Il problema di maggior rilievo va rintracciato nel fatto che la proposta non individua il valore probatorio di tali atti. Né è d’aiuto il precedente Regolamento (UE) n. 650/2012 che stabilisce che l’efficacia probatoria dell’atto pubblico debba essere determinata con riferimento alla legge dello Stato membro d’origine.
In Italia la forza dell’atto pubblico sta nel fatto che ai sensi dell’art. 2700 c.c. “fa piena prova fino a querela di falso” in ordine:
- alla provenienza del documento dal pubblico ufficiale che lo ha formato;
- alle dichiarazioni delle parti;
- ad altri fatti che il pubblico ufficiale attesta avvenuti in sua presenza o da lui compiuti.
Un atto pubblico proveniente da un qualunque altro paese Europeo quali effetti probatori dovrebbe produrre?
Al riguardo occorre sottolineare che non in tutti i paesi Europei l’atto pubblico è disciplinato alla stessa stregua del codice civile italiano. In Francia ad esempio, il Code Civil stabilisce una disciplina simile a quella italiana all’art. 1319 (“l’atto autentico fa piena fede”), ma senza le medesime precisazioni dell’art. 2700 c.c..
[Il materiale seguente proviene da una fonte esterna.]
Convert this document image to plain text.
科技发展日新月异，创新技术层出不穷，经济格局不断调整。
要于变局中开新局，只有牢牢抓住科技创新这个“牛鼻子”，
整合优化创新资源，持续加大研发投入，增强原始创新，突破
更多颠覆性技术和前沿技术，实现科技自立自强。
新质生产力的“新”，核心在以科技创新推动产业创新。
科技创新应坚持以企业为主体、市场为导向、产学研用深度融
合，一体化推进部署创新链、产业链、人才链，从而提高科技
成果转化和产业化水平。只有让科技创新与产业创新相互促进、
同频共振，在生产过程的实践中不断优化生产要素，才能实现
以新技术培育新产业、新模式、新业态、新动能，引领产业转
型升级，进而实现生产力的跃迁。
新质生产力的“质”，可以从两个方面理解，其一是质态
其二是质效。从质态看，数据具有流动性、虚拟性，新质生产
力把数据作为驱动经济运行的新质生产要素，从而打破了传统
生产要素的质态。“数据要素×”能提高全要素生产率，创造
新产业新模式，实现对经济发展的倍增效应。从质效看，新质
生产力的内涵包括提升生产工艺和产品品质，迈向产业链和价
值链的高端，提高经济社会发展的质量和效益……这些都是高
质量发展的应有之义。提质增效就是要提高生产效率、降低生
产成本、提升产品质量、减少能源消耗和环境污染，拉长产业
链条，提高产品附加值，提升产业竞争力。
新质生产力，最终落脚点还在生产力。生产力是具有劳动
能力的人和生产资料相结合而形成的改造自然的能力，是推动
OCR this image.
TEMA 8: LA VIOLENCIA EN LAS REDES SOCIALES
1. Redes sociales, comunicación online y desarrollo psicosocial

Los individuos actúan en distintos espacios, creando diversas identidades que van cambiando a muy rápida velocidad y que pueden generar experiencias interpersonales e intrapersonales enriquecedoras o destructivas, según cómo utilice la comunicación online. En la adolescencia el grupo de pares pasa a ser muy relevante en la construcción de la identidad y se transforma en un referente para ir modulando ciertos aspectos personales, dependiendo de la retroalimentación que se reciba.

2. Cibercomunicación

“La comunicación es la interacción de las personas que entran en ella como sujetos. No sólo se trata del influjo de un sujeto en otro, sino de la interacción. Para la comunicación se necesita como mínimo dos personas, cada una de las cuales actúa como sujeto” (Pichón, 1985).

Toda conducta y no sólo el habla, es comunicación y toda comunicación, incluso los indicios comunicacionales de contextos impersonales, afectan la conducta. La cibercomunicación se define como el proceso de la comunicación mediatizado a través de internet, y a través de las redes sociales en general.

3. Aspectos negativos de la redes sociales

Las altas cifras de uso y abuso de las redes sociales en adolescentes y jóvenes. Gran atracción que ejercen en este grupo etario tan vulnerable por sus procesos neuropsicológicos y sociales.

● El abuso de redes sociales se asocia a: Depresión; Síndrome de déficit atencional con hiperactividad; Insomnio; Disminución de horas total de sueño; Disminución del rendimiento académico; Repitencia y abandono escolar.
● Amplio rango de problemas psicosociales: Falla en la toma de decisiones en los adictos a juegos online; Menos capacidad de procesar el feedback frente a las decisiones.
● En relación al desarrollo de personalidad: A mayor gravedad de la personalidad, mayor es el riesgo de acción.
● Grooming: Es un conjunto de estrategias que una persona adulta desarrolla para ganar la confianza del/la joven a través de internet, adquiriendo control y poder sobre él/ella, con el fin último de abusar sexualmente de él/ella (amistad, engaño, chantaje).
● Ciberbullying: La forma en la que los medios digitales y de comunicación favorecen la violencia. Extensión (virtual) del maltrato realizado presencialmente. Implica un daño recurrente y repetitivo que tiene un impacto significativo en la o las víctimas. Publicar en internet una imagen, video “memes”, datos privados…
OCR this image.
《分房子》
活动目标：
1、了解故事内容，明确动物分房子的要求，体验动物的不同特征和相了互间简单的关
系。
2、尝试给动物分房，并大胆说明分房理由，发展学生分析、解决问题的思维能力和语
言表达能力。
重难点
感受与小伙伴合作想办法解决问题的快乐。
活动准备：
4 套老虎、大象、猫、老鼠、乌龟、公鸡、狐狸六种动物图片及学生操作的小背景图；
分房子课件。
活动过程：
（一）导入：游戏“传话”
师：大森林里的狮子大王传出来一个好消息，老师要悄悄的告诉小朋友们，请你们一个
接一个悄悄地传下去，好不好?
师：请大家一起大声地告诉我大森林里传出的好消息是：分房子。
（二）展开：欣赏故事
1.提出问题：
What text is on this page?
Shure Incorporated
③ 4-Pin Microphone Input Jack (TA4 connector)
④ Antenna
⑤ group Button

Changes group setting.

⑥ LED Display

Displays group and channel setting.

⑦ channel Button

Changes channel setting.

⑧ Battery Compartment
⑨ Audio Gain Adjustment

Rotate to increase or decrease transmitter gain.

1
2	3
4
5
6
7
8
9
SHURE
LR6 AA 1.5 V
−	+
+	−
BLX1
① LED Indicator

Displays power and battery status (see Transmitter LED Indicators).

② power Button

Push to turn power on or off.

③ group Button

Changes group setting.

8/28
Il legislatore Europeo sta disciplinando solo delle materie “neutrali” in cui non dovrebbero sorgere (se non in via eccezionale) contrasti tra regole sistematiche degli Stati.
Non si intende, mediante tale Regolamento, risolvere le differenze tra sistemi giuridici dell’UE: ad esempio, non è oggetto della proposta stabilire quale sia il momento perfezionativo del contratto di compravendita, il quale risulta profondamente diverso all’interno degli Stati membri (consensus – traditio).
Il problema della circolazione dell’atto pubblico è di notevole complessità: l’atto è pubblico se rogato da un pubblico ufficiale (almeno in Italia) che “rappresenta” lo Stato. Occorre quindi ponderare le esigenze di flessibilità e semplificazione derivanti dal libero mercato con il valore pubblico dell’atto ovvero con il principio di sovranità territoriale.
Perché uno Stato dovrebbe consentire di far circolare, accettare o riconoscere taluni effetti probatori ad un atto rogato da un pubblico ufficiale di un altro Stato?
Il legislatore europeo ha scelto di trovare una soluzione al problema della circolazione nell’UE dell’atto pubblico mediante l’adozione di moduli “asettici”, sganciati qualunque legislazione nazionale: soluzione poco dignitosa per l’operatore giuridico ma senz’altro molto pratica.
Considerato che tale proposta una volta approvata avrà diretta applicazione negli Stati membri rappresenta un altro piccolo passo sulla strada dell’integrazione, dell’armonizzazione e della coesione giuridica Europea.